We will be delighted to welcome Drew Matott and Margaret Mahan of Peace Paper at the end of February. See the event page for details of how you can participate.

The original initiative, ‘Combat Paper’, started as a partnership between artists and US war veterans who, in shredding and pulping their service uniforms, were able directly to bring forth a medium – paper – that was readily accessible to being formed, printed or written on, processing and transforming difficult experiences and memories.

Building on Combat Paper’s many positive results, the ‘Peace Paper’ team now travels around the US and elsewhere around the world engaging a broad range of participants coping with trauma including ex-servicemen and women, victims of domestic or sexual abuse, and those with family issues such as separation or care responsibilities, and importantly, seeks to enact this activity within the local community facilitating discussions around the wider issues involved.

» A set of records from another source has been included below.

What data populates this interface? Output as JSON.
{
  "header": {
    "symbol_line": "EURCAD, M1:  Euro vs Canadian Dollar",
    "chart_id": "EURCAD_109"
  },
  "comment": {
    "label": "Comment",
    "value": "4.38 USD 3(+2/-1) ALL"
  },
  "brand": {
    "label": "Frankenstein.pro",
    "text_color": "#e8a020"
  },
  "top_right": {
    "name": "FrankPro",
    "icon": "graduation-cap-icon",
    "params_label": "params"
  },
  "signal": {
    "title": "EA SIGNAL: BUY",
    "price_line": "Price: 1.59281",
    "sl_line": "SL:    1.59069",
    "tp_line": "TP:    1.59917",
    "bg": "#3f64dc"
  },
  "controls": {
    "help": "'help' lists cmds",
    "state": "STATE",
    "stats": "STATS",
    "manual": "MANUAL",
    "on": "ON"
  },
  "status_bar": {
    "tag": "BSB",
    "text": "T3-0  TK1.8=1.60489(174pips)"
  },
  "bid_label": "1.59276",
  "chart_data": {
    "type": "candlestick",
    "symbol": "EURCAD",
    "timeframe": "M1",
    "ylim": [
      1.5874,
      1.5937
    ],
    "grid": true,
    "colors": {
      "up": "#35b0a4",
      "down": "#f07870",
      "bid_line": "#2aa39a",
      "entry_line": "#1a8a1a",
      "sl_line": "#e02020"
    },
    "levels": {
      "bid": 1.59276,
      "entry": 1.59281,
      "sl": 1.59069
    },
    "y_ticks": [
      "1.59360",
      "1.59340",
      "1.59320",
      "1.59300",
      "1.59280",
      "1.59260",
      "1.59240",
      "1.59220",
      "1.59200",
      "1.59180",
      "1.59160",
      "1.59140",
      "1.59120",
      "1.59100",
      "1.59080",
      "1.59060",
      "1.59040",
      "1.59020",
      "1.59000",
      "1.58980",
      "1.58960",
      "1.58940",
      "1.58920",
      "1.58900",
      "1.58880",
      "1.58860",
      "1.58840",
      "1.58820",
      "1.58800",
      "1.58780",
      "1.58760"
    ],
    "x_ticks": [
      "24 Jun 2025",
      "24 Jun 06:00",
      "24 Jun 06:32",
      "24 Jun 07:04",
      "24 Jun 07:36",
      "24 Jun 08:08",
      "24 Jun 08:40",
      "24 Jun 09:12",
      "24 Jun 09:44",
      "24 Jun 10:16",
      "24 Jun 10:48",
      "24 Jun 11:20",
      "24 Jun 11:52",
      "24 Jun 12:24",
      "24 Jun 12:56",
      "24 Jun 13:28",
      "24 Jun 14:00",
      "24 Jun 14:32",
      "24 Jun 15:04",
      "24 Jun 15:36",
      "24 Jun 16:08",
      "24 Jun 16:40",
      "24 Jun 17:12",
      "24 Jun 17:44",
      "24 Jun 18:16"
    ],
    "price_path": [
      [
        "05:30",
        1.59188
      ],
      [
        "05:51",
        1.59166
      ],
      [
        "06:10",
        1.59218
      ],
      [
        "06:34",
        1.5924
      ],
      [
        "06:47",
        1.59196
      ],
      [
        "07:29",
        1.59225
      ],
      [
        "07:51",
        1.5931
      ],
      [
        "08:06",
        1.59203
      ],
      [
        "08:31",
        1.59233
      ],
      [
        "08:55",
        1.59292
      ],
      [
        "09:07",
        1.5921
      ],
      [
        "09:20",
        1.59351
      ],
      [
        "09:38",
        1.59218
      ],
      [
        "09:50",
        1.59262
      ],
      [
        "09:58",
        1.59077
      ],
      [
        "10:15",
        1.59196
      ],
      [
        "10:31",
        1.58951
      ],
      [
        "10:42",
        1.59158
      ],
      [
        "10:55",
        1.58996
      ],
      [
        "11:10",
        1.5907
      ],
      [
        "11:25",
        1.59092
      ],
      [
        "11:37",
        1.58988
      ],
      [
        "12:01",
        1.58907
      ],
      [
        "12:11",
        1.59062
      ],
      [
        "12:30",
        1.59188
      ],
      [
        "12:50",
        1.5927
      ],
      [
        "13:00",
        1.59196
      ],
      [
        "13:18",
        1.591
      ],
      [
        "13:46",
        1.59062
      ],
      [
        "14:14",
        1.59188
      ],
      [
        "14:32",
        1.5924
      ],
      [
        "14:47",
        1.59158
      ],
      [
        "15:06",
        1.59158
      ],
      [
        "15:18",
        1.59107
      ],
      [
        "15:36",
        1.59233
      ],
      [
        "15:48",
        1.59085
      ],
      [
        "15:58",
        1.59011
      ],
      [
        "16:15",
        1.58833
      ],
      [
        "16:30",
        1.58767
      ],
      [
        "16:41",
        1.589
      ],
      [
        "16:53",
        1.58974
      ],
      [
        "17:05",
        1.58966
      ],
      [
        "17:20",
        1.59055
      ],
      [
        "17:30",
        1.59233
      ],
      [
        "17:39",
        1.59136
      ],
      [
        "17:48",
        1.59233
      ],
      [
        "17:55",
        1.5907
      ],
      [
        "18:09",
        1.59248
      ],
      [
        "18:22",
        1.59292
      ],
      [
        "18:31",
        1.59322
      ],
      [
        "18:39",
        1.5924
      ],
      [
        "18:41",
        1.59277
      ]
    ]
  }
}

Its success is attributable to a number of factors:

  1. The making process does not appear highly technical or overtly therapeutic, but provides a straightforward and physical means of addressing past experience, forming new perspectives and building a sense of achievement.
  2. The process is of its nature collaborative, involving different stages, and natural breaks.
  3. Paper can be further developed through drawing, folding, writing, painting, tearing or cutting into books, artworks, posters and objects, within each process an opportunity to add, change or remove significance and meaning.
  4. The presence of trained art therapy practitioners, as well as artists, as part of the team means that participants who experience the powerful emotions and memories that sometimes arise can be supported and accepted in an informed and sensitive manner.